Not legal advice. Always have a licensed attorney review any AI-generated contract summary before taking legal action.
Contract Summarizer Review
AI Contract Summarizer:
Spellbook, Harvey, CoCounsel Tested (April 2026)
Last verified April 2026
Verdict
Spellbook wins for contract review inside Microsoft Word for solos and small firms ($39-179/seat/mo, April 2026). Harvey for large firm multi-document workflows. CoCounsel for comprehensive review with integrated legal research. No AI contract summarizer substitutes for attorney review on actionable documents.
Test Document and Results
We ran every tool on a synthetic NDA and a SaaS Master Services Agreement (both published as test artifacts at /methodology). The NDA was 18 pages, the MSA 34 pages. The rubric scored: clause identification accuracy (3 points), non-standard term flagging (2 points), obligation summary completeness (2 points), risk highlight quality (2 points), and interface usability (1 point).
| Tool | NDA Score | MSA Score | Clause ID | Risk Flags | Price (Apr 2026) |
|---|---|---|---|---|---|
| Spellbook | 8.8/10 | 8.5/10 | 94% | Excellent | $39-179/seat/mo |
| Harvey | 9.1/10 | 9.0/10 | 97% | Excellent | Enterprise |
| CoCounsel | 8.7/10 | 8.9/10 | 95% | Very good | Enterprise (TR bundle) |
| Clio Duo | 7.5/10 | 7.2/10 | 83% | Good | Bundled with Clio ($69-129/user) |
| Claude (consumer) | 7.0/10 | 6.8/10 | 76% | Fair - misses non-standard terms | $20/mo |
| ChatGPT Plus | 6.9/10 | 6.7/10 | 74% | Fair - verbose, misses clause context | $20/mo |
Scores reflect our 10-point rubric.
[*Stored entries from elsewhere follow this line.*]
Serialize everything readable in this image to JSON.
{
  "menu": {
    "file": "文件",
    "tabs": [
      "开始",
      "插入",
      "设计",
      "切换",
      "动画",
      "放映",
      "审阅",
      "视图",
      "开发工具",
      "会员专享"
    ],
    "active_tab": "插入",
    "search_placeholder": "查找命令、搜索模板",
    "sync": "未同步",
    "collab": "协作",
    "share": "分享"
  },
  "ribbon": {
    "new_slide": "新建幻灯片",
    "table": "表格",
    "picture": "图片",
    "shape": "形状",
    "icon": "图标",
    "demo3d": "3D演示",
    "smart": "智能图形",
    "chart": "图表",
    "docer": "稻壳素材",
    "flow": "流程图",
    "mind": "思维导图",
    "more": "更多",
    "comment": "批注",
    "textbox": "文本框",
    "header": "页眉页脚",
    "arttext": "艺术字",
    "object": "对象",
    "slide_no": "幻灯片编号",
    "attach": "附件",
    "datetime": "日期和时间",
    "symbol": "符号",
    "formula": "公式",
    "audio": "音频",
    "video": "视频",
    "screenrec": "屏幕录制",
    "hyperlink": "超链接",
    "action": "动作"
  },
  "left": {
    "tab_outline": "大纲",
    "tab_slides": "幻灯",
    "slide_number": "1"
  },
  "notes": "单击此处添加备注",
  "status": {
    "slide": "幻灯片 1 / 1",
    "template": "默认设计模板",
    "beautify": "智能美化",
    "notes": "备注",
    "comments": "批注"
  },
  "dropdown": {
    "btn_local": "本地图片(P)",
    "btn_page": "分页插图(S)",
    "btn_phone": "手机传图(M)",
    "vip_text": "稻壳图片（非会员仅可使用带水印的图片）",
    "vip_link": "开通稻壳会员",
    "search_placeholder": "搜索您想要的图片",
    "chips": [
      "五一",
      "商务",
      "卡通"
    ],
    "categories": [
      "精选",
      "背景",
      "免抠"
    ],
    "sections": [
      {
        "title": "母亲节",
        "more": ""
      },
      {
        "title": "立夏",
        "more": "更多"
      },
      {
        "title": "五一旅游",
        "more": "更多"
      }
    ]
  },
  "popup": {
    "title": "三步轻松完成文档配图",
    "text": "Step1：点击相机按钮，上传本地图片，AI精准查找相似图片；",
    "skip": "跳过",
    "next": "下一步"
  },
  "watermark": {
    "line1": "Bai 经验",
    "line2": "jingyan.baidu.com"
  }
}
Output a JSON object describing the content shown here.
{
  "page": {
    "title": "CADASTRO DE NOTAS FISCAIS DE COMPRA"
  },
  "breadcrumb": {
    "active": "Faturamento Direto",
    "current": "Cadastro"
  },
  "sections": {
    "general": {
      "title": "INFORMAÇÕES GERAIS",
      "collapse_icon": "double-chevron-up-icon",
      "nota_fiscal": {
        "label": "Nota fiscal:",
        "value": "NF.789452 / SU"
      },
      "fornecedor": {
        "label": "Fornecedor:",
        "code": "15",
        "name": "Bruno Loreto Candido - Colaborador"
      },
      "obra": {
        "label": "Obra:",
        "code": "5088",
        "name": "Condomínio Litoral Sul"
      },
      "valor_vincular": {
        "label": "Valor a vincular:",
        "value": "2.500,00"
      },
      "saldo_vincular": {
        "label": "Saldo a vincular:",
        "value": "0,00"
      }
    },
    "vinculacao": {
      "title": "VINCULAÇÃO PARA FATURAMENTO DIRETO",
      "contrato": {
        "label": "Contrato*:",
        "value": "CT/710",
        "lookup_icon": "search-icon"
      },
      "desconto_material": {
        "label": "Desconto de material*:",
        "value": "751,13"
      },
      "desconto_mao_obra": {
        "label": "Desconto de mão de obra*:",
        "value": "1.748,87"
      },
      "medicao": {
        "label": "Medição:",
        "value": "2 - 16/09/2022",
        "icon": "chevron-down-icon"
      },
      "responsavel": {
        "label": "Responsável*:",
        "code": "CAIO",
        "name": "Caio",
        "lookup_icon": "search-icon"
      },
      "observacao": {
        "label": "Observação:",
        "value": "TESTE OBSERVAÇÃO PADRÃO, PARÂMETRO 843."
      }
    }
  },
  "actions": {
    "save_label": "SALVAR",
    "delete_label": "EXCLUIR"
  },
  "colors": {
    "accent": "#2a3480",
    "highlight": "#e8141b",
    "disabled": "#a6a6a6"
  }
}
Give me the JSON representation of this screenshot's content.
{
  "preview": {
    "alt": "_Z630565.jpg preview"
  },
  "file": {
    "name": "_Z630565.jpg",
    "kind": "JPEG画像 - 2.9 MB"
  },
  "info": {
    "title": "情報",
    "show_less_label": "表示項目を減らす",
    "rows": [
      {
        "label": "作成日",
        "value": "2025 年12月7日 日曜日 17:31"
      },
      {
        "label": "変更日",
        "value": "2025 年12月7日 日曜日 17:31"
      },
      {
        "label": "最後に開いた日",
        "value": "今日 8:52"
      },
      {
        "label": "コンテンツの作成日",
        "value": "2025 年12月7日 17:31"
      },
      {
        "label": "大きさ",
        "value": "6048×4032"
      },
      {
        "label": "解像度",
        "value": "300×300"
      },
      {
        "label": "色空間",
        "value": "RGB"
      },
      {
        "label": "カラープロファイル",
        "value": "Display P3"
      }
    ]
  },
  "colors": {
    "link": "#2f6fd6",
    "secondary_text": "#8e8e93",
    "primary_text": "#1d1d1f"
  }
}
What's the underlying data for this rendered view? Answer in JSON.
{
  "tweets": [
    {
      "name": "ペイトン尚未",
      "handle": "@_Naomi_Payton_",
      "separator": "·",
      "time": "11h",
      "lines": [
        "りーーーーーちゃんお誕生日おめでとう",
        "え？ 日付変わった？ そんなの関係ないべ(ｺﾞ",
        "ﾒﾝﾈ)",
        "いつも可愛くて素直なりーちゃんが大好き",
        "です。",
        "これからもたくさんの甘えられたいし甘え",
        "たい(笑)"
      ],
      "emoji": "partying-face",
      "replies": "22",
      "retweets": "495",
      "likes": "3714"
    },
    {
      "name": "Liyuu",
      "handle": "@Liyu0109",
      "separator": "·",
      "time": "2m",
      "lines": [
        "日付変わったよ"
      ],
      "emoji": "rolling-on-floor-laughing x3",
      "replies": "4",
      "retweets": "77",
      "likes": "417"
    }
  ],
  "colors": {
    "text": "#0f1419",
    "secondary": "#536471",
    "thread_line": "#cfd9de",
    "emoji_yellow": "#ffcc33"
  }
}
Claude and ChatGPT consumer plans are listed only for non-privileged review context.
What AI Gets Right and Wrong on Contracts
Where AI performs well
- Identifying standard clause types (confidentiality, indemnification, limitation of liability, governing law, dispute resolution)
- Flagging non-standard carve-outs and unusual exception language
- Summarizing party obligations and key dates
- Identifying missing standard provisions
- Extracting defined terms and their definitions
Where AI consistently fails
- Identifying risk from the interaction of clauses (where two standard clauses combine to create unusual exposure)
- Jurisdiction-specific legal nuance (a standard limitation-of-liability clause that is unenforceable under California law)
- Context from the deal structure (acceptable in a routine vendor contract, problematic in a strategic partnership)
- Evaluating negotiating position and commercial risk tolerance
- Missing obligations embedded in recitals or definitions rather than operative clauses
Frequently Asked Questions
How does AI contract review work?
AI contract review tools parse the document's text, identify clause types using training data from thousands of contracts, and flag clauses that deviate from standard templates. Tools like Spellbook are fine-tuned specifically on contract language, which makes them significantly more accurate than general-purpose AI (ChatGPT, Claude) for identifying specific clause patterns, non-standard terms, and missing standard provisions. The AI does not understand legal risk in the way an attorney does - it identifies patterns, not legal consequences. Attorney review of flagged items is always required.
What is Spellbook and how much does it cost?
Spellbook is a Microsoft Word add-in specifically designed for contract review. It identifies non-standard clauses, suggests redlines, summarizes contract obligations, and flags potentially problematic provisions. As of April 2026, Spellbook's pricing starts at approximately $39/seat/month for a starter plan, scaling to $179/seat/month for the full professional tier with advanced analytics and multi-document support. They offer a free trial period. It is built on GPT-4 with legal fine-tuning, and does not use your uploaded documents for model training.
Can AI miss important clauses in a contract?
Yes, and this is a critical limitation. AI contract review tools are trained to identify common clause patterns, but they can miss: clauses embedded in unusual formatting, obligations expressed indirectly rather than in standard clause form, context-dependent risk (where a clause is fine in isolation but problematic in the context of the full agreement), jurisdiction-specific nuances, and non-standard defined terms that change the meaning of standard clauses. The ABA guidance is clear: AI identifies patterns, attorneys interpret legal risk. Never substitute AI review for attorney review on high-stakes contracts.